The wing configuration was inverted biplane-sesquiplane, with the upper wing opening lower than the one mounted low on the fuselage. The two wings were connected to each other by an N-shaped mullion on each side integrated with steel wire tie -rods, with the upper connected to the fuselage by a central tubular castle.
The landing gear was a simple two- wheeled cycle with shock-absorbed power legs fitted with a "trouser" fairing, integrated at the back by a small wheel.
The propulsion was entrusted to an Isotta Fraschini Asso XI RC.40 engine positioned at the front apex of the fuselage, a liquid-cooled 12-cylinder V engine capable of delivering a power output of 900 hp (662 kW ), covered by a metal casing and combined with a triple helix.

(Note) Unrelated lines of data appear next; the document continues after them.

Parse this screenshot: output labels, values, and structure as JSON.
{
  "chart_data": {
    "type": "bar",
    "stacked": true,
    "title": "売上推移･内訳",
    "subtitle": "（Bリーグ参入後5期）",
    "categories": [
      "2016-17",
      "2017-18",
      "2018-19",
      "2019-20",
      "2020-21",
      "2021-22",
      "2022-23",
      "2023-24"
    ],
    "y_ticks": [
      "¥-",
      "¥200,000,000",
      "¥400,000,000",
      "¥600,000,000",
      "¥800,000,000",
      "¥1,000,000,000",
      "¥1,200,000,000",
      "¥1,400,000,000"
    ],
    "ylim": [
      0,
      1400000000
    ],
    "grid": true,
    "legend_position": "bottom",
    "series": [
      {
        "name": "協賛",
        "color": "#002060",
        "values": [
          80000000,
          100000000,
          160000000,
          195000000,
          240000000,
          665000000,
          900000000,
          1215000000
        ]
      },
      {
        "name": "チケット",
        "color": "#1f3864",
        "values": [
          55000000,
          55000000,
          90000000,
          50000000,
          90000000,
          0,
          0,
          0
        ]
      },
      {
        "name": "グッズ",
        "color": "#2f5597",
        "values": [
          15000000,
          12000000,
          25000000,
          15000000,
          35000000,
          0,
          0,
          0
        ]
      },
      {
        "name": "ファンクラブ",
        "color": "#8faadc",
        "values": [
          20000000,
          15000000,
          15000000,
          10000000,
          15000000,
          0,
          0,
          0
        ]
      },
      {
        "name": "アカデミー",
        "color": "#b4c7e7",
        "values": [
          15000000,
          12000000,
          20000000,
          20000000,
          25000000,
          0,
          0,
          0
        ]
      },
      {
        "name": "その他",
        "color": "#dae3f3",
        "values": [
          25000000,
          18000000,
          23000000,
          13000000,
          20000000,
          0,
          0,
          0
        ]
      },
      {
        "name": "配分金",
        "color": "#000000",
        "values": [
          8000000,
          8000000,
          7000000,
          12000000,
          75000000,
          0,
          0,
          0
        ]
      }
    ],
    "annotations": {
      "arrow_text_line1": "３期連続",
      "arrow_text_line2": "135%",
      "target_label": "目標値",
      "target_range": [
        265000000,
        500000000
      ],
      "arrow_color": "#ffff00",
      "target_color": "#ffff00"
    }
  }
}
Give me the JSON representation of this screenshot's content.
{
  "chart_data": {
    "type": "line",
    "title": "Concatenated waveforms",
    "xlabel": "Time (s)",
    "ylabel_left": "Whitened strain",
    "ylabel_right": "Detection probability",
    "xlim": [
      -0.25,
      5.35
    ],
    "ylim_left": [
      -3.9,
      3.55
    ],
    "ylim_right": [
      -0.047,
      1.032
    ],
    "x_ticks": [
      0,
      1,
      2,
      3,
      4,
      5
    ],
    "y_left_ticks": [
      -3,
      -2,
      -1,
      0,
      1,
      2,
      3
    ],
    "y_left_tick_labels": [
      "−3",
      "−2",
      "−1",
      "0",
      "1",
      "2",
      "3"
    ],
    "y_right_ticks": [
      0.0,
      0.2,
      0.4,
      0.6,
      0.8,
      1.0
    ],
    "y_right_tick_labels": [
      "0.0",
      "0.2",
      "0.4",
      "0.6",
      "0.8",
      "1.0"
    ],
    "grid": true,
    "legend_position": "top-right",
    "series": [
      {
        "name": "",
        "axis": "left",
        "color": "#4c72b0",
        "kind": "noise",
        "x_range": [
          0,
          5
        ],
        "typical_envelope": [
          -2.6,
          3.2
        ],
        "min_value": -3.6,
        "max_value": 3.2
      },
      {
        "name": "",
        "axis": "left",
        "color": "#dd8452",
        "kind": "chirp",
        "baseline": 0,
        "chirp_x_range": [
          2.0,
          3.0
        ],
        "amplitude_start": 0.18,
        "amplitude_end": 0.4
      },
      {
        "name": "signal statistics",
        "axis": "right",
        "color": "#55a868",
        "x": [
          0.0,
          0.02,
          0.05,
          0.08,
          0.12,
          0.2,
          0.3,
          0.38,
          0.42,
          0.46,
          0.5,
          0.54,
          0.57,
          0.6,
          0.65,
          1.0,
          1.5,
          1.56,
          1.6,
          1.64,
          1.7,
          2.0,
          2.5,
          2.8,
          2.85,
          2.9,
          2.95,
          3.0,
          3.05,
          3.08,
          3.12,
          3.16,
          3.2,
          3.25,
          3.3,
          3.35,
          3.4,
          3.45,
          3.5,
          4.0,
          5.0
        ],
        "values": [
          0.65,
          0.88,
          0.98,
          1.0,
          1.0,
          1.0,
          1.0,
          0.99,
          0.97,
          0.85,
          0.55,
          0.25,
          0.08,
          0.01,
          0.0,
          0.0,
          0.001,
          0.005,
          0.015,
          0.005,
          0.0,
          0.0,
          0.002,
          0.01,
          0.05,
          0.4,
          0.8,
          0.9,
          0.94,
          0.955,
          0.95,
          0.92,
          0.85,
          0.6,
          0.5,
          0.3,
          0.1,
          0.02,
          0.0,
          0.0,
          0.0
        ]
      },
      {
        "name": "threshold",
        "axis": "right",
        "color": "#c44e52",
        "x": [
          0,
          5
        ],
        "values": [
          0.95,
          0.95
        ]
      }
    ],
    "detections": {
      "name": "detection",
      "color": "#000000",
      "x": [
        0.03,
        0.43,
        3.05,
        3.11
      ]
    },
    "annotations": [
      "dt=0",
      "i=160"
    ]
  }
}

The armament consisted of a pair of Breda-SAFAT machine guns of different caliber, the heaviest 12.7 mm mounted on the hunt and the lighter 7.7 mm mounted on a tilting support and positioned in the rear passenger compartment.

==Development==
In 1936 the Ministry of Aeronautics issued a specification for the supply of a new terrestrial strategic reconnaissance aircraft. The Caproni also participated in the competition announcement with a design assigned to the designation Ca.134. The Ca.134 was evaluated in Guidonia on January 23, 1937, by the commission examining the Regia Aeronautica but did not get any commission. There is no certain information about the use that was made but it appears to have been permanently put on the ground on 11 May 1939, radiated by age.